Apropos Personal: Auch für Blickle wird es immer schwieriger, Auszubildende und Fachkräfte zu finden, bestätigt die Führungsebene. Für Anke Traber ist die Fachkräftekrise auch hausgemacht, weil es gesellschaftlich nicht gelungen sei, dem Wirtschaftswachstum standzuhalten. Sie würde sich wünschen, dass wieder mehr Ältere und auch Frauen in die Betriebe geholt werden. Ebenso sieht die Agenturchefin die Schulen mehr in der Verantwortung.

Fachkräfte werden dringend gesucht

Um den Standard zu halten, steckt das Unternehmen, dessen Beschäftigtenpool vom Hilfsarbeiter bis zum hochqualifizierten Mitarbeiter reicht, mehr Ressourcen in die Ausbildung. Zudem wurde erst jüngst die Blickle-Academy gegründet, die eine gezielte Weiterbildung der Mitarbeiter ermöglicht. Was die Generierung von Fachkräften betrifft, streckt Blickle die Fühler nicht allzu weit aus. „Wir suchen lokal“, so Raumann. Ebenso habe man in der Vergangenheit immer wieder „Rückkehrer“ gewinnen können. Zudem sei man bemüht, ein angenehmes und modernes Arbeitsumfeld zu schaffen, um die Fachkräfte zu halten. Dazu zählt zum Beispiel das neue Betriebsrestaurant.

Der Blick auf die Arbeitsmarktzahlen im Februar offenbart, wie wichtig das Thema Ausbildung ist. Deshalb werde sie nicht müde jungen Menschen zu predigen, dass sie eine Ausbildung machen und sich qualifizieren sollen, betont Traber.

Derzeit viel Kurzarbeit

Im Überblick: Derzeit sind 7630 Menschen arbeitslos gemeldet, das sind 2 Prozent weniger als im Januar. Damit liegt die Arbeitslosenquote im Februar bei 4,1 Prozent. Es gibt regionale Unterschiede.
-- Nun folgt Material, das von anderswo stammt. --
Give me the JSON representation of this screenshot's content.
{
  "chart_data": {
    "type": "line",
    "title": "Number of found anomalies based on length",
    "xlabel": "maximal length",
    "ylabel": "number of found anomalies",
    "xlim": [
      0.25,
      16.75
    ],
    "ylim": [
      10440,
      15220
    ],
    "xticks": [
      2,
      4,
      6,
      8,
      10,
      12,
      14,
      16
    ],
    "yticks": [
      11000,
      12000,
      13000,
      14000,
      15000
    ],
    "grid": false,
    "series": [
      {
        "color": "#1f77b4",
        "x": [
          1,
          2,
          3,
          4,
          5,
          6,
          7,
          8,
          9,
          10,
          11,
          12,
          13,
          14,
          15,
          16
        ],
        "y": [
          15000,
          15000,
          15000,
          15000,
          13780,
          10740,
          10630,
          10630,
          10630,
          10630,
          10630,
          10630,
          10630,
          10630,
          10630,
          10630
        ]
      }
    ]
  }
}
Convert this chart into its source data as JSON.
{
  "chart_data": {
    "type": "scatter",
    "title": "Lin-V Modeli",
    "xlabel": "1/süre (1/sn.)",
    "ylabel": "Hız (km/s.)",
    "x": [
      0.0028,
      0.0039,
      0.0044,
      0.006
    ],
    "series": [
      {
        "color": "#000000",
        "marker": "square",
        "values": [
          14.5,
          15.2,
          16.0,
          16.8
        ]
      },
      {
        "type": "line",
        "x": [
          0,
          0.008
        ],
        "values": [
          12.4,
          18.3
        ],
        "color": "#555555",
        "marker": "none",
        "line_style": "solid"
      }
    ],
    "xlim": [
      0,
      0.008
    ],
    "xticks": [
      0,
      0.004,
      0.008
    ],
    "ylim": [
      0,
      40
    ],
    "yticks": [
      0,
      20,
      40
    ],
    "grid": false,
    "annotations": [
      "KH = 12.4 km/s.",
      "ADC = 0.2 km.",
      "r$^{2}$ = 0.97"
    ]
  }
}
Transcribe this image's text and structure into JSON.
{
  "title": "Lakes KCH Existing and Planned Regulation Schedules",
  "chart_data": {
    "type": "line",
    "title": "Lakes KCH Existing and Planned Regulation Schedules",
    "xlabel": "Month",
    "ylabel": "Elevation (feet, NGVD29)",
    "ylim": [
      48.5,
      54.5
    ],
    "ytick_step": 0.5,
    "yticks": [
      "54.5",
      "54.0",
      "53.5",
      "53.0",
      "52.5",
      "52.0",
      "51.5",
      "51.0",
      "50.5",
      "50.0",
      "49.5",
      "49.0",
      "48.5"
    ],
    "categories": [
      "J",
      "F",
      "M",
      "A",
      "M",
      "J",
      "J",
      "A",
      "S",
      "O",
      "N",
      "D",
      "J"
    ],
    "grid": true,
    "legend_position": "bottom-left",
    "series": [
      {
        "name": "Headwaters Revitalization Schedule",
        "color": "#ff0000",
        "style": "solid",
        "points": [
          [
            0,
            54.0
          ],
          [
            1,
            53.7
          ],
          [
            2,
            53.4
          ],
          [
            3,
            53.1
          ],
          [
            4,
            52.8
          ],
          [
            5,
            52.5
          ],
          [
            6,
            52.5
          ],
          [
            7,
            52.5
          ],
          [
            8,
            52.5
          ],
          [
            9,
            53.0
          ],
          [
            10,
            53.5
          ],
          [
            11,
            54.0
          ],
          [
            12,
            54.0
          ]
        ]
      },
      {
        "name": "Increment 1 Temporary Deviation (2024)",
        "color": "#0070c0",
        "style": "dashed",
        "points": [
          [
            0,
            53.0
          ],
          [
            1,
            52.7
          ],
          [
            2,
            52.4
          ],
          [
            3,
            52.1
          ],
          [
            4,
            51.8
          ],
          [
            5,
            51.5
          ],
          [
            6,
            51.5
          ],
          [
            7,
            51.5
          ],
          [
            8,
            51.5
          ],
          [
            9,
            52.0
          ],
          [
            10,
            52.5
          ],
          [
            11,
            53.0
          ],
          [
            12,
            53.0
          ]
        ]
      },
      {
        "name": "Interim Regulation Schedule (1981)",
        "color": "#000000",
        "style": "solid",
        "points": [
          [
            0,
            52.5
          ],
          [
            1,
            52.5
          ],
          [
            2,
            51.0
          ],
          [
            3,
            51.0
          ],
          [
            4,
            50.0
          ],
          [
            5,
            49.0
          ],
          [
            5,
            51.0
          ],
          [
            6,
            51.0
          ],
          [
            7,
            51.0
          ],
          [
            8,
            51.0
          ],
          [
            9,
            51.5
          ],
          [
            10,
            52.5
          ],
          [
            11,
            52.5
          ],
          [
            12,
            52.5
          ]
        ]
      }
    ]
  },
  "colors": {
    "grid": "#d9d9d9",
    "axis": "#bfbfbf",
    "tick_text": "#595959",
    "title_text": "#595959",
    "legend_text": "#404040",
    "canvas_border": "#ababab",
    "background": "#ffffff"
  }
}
In Albstadt liegt die Quote bei 5,3 Prozent; in Balingen bei 3,5 Prozent, in Hechingen bei 4,2 Prozent und im Landkreis Sigmaringen bei 3,7 Prozent.

Die Zahl der Arbeitslosen liegt um 4,3 Prozent über dem Vorjahresniveau. Auf den ersten Blick eine ordentliche Steigerung. Aber: „Die Lage ist gar nicht nicht so schlecht“, stellt der Agentursprecher Rolf Gehring klar. Denn: „Wir haben die niedrigsten Zuwachsrate in ganz Baden-Württemberg.“


1900 Menschen wieder in Arbeit

1900 Menschen haben ihre Arbeitslosigkeit beendet. Dieser Zahl stehen 1700 neue Arbeitslosenmeldungen im Bezirk der Agentur für Arbeit Balingen gegenüber. Der Stand der Kurzarbeit ist sehr hoch. Laut Anke Traber sind 6000 Stellen betroffen. Dennoch: „Kurzarbeit ist eine Megachance, Fachkräfte zu halten.“

Erfreulich ist auch, dass im Februar 540 neue Stellen gemeldet wurden. Das ist ein Drittel mehr als im Januar. Allerdings ist das Stellenangebot weiter rückläufig und liegt aktuell bei 2800 gemeldeten Stellen.